At the center of this opportunity lies the Miocene–Pliocene play fairway within the Tobago Trough – a geological system long proven in neighboring Trinidad and Tobago. Exploration in Grenadian waters has already intersected this play, most notably through the Nutmeg-2 well, which encountered natural gas and confirmed the presence of hydrocarbons in the basin. Regional seismic interpretation further indicates structural and stratigraphic trapping analogous to producing trends in Trinidad and Tobago, reinforcing confidence in the basin’s underlying hydrocarbon system.

Beyond this interval, seismic interpretation has identified additional prospects within deeper Lower Miocene to Eocene horizons, opening the possibility of sizable, previously undrilled resource potential across multiple stacked plays. This layered geology positions Grenada not simply as a single-play gas province, but as a basin with broader structural and stratigraphic opportunity.

Despite encouraging technical indicators, exploration activity in Grenada has historically remained limited. Offshore work has largely been confined to 2D seismic surveys and the single Nutmeg-2 exploration well, leaving much of the country’s roughly 28,500 km² offshore area effectively unexplored. Geological studies dating back to the 1980s have suggested the potential for multi-billion-barrel oil-equivalent resources, yet sparse drilling and limited modern data have kept the basin on the margins of global exploration.

Recent policy and technical initiatives are now shifting that trajectory. The government has established a Hydrocarbons Technical Working Group bringing together international geoscience, engineering and legal expertise to prepare the basin for investment and licensing. Complementing this effort, investors will gain access to historical datasets and updated seismic interpretation through a Virtual Data Room launching in 2026, followed by an invitation-only physical data room ahead of a planned licensing round expected in Q3 2026.

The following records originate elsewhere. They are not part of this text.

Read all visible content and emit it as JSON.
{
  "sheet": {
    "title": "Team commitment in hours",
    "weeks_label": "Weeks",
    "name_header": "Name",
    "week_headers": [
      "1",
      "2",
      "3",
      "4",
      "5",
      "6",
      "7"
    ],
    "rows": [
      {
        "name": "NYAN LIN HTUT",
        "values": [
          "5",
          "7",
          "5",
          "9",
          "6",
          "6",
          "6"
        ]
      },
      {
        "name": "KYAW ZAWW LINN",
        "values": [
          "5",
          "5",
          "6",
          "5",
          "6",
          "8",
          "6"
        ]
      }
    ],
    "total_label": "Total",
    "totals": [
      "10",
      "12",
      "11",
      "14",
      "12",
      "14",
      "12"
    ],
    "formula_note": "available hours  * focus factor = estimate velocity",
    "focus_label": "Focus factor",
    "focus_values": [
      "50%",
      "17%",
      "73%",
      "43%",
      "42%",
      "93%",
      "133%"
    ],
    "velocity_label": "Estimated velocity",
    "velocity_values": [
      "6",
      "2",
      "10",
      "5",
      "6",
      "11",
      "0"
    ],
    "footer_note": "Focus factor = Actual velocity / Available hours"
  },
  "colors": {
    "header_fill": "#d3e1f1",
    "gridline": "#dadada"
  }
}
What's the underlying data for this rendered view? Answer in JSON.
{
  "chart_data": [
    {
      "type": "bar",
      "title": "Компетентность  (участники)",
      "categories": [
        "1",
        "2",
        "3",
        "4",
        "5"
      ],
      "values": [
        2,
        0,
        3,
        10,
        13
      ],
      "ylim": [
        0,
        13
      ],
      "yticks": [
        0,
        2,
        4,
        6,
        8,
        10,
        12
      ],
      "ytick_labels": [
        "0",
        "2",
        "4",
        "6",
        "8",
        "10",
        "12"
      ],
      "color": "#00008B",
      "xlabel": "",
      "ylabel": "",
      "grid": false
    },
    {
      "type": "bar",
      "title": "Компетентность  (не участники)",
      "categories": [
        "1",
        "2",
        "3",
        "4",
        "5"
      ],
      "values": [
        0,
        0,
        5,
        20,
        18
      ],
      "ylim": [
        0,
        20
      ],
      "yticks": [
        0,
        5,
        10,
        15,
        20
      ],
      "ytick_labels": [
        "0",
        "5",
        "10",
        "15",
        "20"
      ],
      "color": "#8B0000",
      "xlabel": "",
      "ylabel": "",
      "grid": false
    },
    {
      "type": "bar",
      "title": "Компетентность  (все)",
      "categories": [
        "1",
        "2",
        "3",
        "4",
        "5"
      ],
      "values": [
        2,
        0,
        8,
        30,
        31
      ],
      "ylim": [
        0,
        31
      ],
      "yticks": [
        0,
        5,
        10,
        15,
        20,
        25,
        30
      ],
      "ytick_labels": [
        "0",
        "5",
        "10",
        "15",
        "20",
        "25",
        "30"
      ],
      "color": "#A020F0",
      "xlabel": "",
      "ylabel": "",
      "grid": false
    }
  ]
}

Grenada will present these technical fundamentals at Caribbean Energy Week (CEW) 2026, where the country is scheduled to feature in a dedicated Country Spotlight session designed to connect governments, investors and industry leaders shaping the region’s energy future. The session is expected to showcase geological analogues with neighboring producing basins, early drilling results and the regulatory framework supporting upcoming licensing.

Across the wider Caribbean, offshore discoveries have already transformed national energy trajectories – from Trinidad and Tobago’s gas-driven industrial base to Guyana’s multi-billion-barrel deepwater success. Within this regional context, Grenada represents a frontier basin with credible geological foundations and expanding technical validation.